Verbot für Luxusgüter

Gäste aus Russland zählen seit Jahren zu den kaufkräftigsten Gästen – insbesondere im hochpreisigen Segment. Und genau in diese Kerbe schlagen auch die aktuellen EU-Sanktionen gegen Russland: Um russische Staatsbürgerinnen und Staatsbürger von Luxusgütern abzuschneiden, verbietet es Artikel 3h der EU-Verordnung 833/2014, bestimmte Luxusgüter an natürliche Personen in Russland oder zur Verwendung in Russland zu verkaufen, sofern ihr Wert grundsätzlich 300 Euro übersteigt.

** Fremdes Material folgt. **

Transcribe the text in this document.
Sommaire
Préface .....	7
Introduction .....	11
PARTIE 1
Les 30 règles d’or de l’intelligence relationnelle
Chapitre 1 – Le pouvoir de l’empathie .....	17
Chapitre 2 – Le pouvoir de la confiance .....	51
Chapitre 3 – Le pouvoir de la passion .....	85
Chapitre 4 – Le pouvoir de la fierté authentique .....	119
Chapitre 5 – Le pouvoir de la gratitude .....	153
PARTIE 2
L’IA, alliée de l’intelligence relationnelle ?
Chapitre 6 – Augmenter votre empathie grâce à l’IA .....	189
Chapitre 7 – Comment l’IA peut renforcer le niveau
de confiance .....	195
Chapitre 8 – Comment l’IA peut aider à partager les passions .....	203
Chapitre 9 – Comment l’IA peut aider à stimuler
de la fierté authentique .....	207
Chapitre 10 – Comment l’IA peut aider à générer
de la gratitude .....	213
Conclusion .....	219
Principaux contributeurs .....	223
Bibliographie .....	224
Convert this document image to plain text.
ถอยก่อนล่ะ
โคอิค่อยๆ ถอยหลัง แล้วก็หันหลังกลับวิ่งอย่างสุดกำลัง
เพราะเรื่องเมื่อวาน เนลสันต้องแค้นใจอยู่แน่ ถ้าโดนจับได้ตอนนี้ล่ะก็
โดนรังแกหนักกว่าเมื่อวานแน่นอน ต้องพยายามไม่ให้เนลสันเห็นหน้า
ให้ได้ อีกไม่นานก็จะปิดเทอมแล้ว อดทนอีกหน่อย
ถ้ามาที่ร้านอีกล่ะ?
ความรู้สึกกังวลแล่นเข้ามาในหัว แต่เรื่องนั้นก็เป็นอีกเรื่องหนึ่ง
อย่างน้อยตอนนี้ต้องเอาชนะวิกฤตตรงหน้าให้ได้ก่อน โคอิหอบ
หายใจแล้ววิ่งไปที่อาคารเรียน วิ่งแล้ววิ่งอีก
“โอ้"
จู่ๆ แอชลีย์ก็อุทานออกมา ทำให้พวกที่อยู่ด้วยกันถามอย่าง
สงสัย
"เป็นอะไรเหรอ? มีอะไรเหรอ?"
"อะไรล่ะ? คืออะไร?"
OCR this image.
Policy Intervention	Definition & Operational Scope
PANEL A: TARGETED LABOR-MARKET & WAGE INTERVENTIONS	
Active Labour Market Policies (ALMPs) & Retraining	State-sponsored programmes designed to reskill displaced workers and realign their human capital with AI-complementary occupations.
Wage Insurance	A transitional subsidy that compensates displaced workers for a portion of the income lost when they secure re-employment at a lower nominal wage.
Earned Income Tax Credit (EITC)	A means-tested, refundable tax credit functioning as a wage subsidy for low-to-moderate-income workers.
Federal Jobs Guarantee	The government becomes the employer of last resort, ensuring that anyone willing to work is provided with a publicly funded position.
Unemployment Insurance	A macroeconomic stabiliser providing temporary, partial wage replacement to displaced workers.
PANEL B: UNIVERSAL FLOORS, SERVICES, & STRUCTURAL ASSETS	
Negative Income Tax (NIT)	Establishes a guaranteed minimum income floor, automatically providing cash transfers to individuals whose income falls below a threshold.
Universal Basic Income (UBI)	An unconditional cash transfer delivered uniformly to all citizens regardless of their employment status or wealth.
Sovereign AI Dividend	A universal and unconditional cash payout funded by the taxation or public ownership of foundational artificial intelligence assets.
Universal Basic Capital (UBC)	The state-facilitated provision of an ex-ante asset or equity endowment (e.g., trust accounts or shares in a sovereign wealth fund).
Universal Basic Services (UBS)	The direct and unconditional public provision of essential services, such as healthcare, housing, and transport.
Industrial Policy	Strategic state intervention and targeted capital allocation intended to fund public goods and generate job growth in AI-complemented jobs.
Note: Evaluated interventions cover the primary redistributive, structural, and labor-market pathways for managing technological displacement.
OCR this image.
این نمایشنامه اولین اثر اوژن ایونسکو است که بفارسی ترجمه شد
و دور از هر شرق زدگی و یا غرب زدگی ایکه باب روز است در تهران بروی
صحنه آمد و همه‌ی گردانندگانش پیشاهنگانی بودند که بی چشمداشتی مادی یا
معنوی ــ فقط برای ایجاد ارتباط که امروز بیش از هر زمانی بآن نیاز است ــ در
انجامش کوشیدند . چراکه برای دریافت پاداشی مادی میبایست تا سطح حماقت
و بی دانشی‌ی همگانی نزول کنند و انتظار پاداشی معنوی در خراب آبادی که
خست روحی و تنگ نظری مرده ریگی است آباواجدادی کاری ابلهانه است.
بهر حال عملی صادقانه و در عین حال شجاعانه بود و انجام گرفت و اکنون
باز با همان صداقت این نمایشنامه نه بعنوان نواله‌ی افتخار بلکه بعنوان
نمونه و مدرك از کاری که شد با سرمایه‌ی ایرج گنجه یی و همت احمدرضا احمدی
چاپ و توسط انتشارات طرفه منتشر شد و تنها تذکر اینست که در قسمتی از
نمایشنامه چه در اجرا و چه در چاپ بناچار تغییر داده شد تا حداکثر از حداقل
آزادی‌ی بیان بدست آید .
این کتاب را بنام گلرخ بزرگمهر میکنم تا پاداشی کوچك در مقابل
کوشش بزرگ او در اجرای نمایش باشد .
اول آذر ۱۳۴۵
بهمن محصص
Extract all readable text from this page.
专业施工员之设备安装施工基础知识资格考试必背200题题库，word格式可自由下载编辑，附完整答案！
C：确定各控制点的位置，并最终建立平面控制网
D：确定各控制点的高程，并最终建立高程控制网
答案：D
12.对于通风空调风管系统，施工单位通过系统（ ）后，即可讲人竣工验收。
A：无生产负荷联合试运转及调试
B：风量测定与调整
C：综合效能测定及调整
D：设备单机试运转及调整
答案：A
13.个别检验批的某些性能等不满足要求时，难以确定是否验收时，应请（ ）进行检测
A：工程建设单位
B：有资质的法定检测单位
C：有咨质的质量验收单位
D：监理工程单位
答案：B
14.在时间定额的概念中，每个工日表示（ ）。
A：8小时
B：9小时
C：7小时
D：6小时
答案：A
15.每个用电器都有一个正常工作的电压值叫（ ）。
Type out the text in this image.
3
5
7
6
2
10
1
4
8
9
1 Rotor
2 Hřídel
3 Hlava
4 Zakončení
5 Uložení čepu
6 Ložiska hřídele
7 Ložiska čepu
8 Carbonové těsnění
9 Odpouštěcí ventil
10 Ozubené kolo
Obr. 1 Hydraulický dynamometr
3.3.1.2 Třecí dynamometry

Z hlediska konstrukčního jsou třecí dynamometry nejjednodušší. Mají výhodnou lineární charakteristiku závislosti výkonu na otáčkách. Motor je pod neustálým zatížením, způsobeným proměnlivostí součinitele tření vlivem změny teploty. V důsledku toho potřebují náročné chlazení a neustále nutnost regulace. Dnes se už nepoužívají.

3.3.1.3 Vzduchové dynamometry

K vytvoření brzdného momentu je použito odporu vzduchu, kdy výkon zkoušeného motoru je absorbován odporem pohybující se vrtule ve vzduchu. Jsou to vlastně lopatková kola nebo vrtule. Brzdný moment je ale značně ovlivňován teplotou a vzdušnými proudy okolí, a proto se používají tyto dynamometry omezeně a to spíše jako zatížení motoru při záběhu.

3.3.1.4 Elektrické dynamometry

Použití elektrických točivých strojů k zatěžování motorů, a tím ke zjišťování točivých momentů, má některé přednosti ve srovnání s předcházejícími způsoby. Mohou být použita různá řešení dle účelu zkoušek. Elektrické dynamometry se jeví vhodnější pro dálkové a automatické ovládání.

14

Derartige Luxusgüter sind – neben für durchschnittliche Reisende wohl etwas schwer zu transportierenden Pferden – etwa Champagner, Spirituosen, Kosmetikartikel, Kleidung, Teppiche, Uhren, Schmuck, Edelsteine, Besteck, Porzellan, Haushaltsgeräte ab einem Wert über 750 Euro, Kameras ab einem Wert über 1000 Euro, Autos ab einem Wert über 50.000 Euro oder sogar Freizeitsportartikel wie Skier oder Golfschläger. Die luxuriösen Einkaufsfreuden russischer Gäste sind somit zwangsweise stark getrübt oder gänzlich abgeschafft.

Schwierige Kontrollen

Neben dem Verbot, Luxusgüter nach Russland zu exportieren, inkludiert diese Sanktion folglich auch das Verbot, solche Güter an Personen zu verkaufen, die diese Waren mit nach Russland nehmen. Relevant ist dabei nicht die Staatsbürgerschaft der Käuferinnen und Käufer, sondern ob die Güter nach Russland gebracht werden sollen.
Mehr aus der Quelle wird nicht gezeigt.